みなとみらいで築浅の空室消化が進む。
賃料相場は引き続き上昇傾向。
空室率は4%台に低下
CBREの調査によると、2026年4~6月期末の横浜オールグレードの空室率は4.7%と、対前期(同年1~3月期)比0.5ポイント低下、対前年同期(2025年4~6月期)比も、0.6ポイントの低下となった。昨年、「関内」エリアに大型新築ビルが竣工し、空室率は一時上昇したが、再び前期から2期連続で低下している。今期の空室率低下の主な要因としては、「みなとみらい」エリアで、築浅物件の空室消化が進んだことに加え、既存物件においても、テナントの館内増床の動きが見られ、エリア全体の空室の吸収を牽引していることが挙げられる。
マーケット全体で優良なビルの空室が減少した結果、空室の少なくなった物件では賃料を上方修正する動きが散見される。

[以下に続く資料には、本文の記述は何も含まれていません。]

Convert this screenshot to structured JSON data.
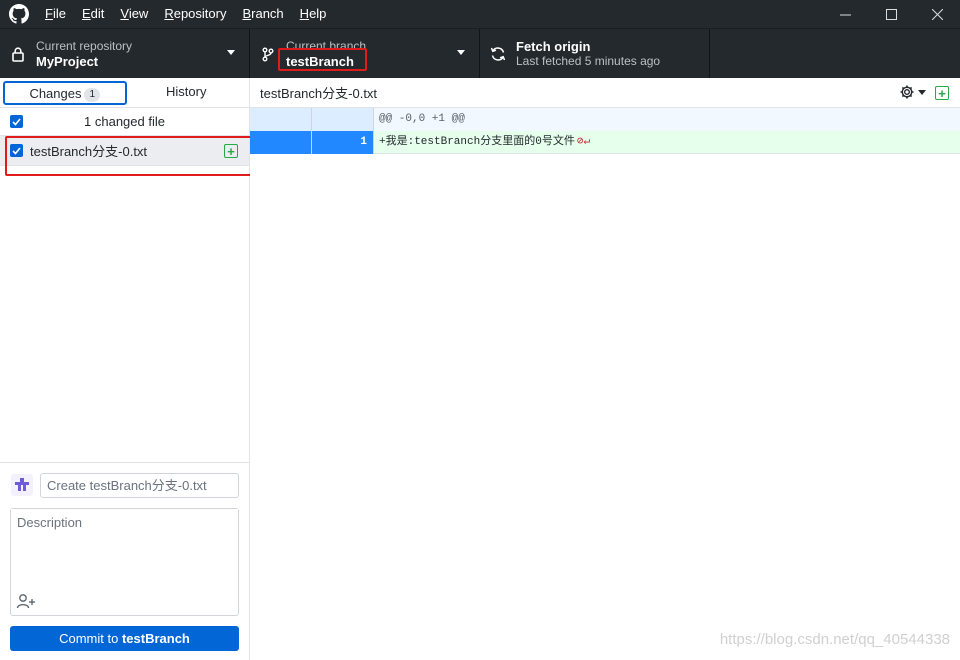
{
  "menu": {
    "items": [
      {
        "key": "F",
        "rest": "ile"
      },
      {
        "key": "E",
        "rest": "dit"
      },
      {
        "key": "V",
        "rest": "iew"
      },
      {
        "key": "R",
        "rest": "epository"
      },
      {
        "key": "B",
        "rest": "ranch"
      },
      {
        "key": "H",
        "rest": "elp"
      }
    ]
  },
  "toolbar": {
    "repo_label": "Current repository",
    "repo_name": "MyProject",
    "branch_label": "Current branch",
    "branch_name": "testBranch",
    "fetch_title": "Fetch origin",
    "fetch_sub": "Last fetched 5 minutes ago"
  },
  "tabs": {
    "changes": "Changes",
    "changes_count": "1",
    "history": "History"
  },
  "changes": {
    "header": "1 changed file",
    "file": "testBranch分支-0.txt"
  },
  "commit": {
    "summary_placeholder": "Create testBranch分支-0.txt",
    "description_placeholder": "Description",
    "button_prefix": "Commit to ",
    "button_branch": "testBranch"
  },
  "diff": {
    "path": "testBranch分支-0.txt",
    "hunk": "@@ -0,0 +1 @@",
    "line_number": "1",
    "line_text": "+我是:testBranch分支里面的0号文件"
  },
  "watermark": "https://blog.csdn.net/qq_40544338",
  "colors": {
    "accent": "#0366d6",
    "added": "#28a745",
    "highlight": "#e01b1b"
  }
}
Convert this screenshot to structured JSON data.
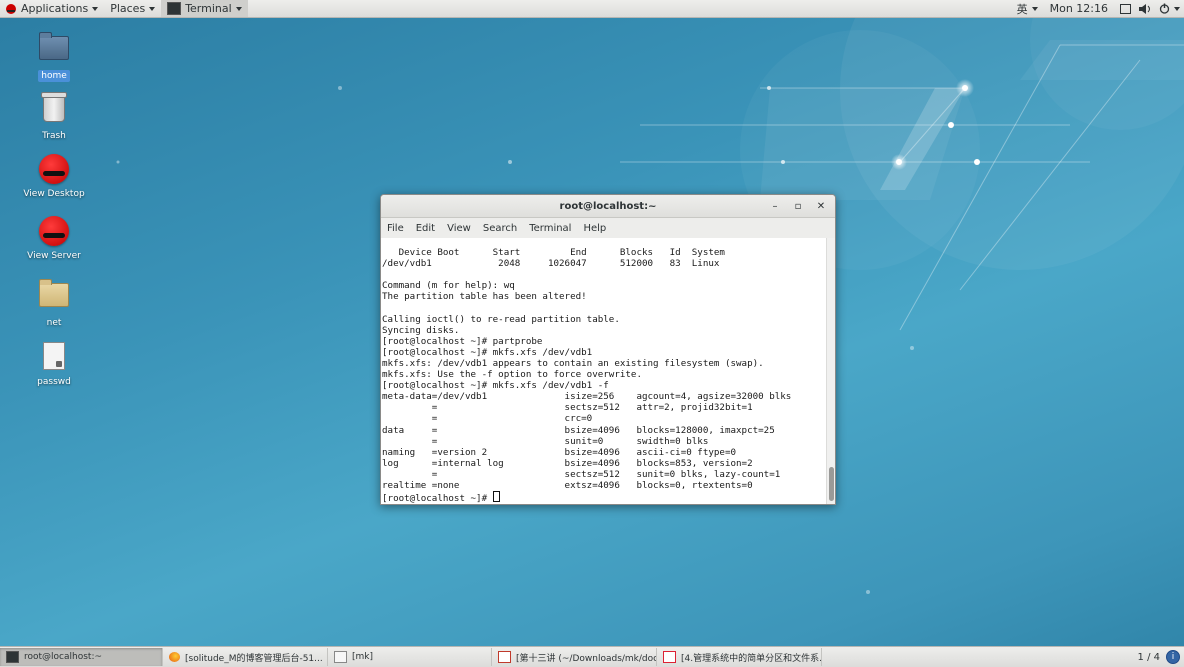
{
  "topbar": {
    "applications": "Applications",
    "places": "Places",
    "terminal": "Terminal",
    "input_method": "英",
    "clock": "Mon 12:16"
  },
  "desktop_icons": [
    {
      "label": "home"
    },
    {
      "label": "Trash"
    },
    {
      "label": "View Desktop"
    },
    {
      "label": "View Server"
    },
    {
      "label": "net"
    },
    {
      "label": "passwd"
    }
  ],
  "window": {
    "title": "root@localhost:~",
    "buttons": {
      "minimize": "–",
      "maximize": "▫",
      "close": "✕"
    },
    "menus": [
      "File",
      "Edit",
      "View",
      "Search",
      "Terminal",
      "Help"
    ],
    "terminal_lines": [
      "   Device Boot      Start         End      Blocks   Id  System",
      "/dev/vdb1            2048     1026047      512000   83  Linux",
      "",
      "Command (m for help): wq",
      "The partition table has been altered!",
      "",
      "Calling ioctl() to re-read partition table.",
      "Syncing disks.",
      "[root@localhost ~]# partprobe",
      "[root@localhost ~]# mkfs.xfs /dev/vdb1",
      "mkfs.xfs: /dev/vdb1 appears to contain an existing filesystem (swap).",
      "mkfs.xfs: Use the -f option to force overwrite.",
      "[root@localhost ~]# mkfs.xfs /dev/vdb1 -f",
      "meta-data=/dev/vdb1              isize=256    agcount=4, agsize=32000 blks",
      "         =                       sectsz=512   attr=2, projid32bit=1",
      "         =                       crc=0",
      "data     =                       bsize=4096   blocks=128000, imaxpct=25",
      "         =                       sunit=0      swidth=0 blks",
      "naming   =version 2              bsize=4096   ascii-ci=0 ftype=0",
      "log      =internal log           bsize=4096   blocks=853, version=2",
      "         =                       sectsz=512   sunit=0 blks, lazy-count=1",
      "realtime =none                   extsz=4096   blocks=0, rtextents=0"
    ],
    "prompt": "[root@localhost ~]# "
  },
  "taskbar": {
    "tasks": [
      {
        "label": "root@localhost:~",
        "icon": "terminal-icon"
      },
      {
        "label": "[solitude_M的博客管理后台-51...",
        "icon": "firefox-icon"
      },
      {
        "label": "[mk]",
        "icon": "file-manager-icon"
      },
      {
        "label": "[第十三讲 (~/Downloads/mk/doc/...",
        "icon": "document-icon"
      },
      {
        "label": "[4.管理系统中的简单分区和文件系...",
        "icon": "pdf-icon"
      }
    ],
    "pager": "1 / 4"
  }
}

竣工後に空室を残していた築浅物件で空室消化が進み、残る区画の具体的な商談も増えていることから、募集賃料を値上げするケースも見られる。また、既存物件でも、駅至近など好立地物件を中心に、募集賃料を引き上げている。高稼働を維持するビルでは、既存テナントの契約更新時にも、値上げを提示・実施する傾向が一段と強まっている。
1,000坪以上の大型面積の移転や拡張ニーズに対しては、条件に合致し、検討が可能な物件は、ますます限定的になってきているのが実情である。
その半面、すべての物件で空室消化が進んでいるわけではない。駅から距離がある、周辺物件より築年数が古い、あるいは中心地から離れているなど、条件面で劣る一部の物件では、依然として空室が長期化している。こうした物件においては、募集賃料の引き下げや長期のフリーレント設定など、インセンティブを多く提供し、テナント誘致を図る動きも見られる。
川崎の空室は限定的
「川崎」エリアでは、空室が非常に少ない状況が続いている。需給逼迫を背景に、坪当たり1,000~2,000円程度の募集賃料引き上げが広く確認されている。
また、「新横浜」エリアも現在、空室がほとんどなく、高稼働を維持している。ただし、移転の予兆がある大型テナント入居ビルが複数あることから、将来的にはマーケット全体で空室が増加する可能性もある。今後の供給やテナントの動きには、注視する必要がありそうだ。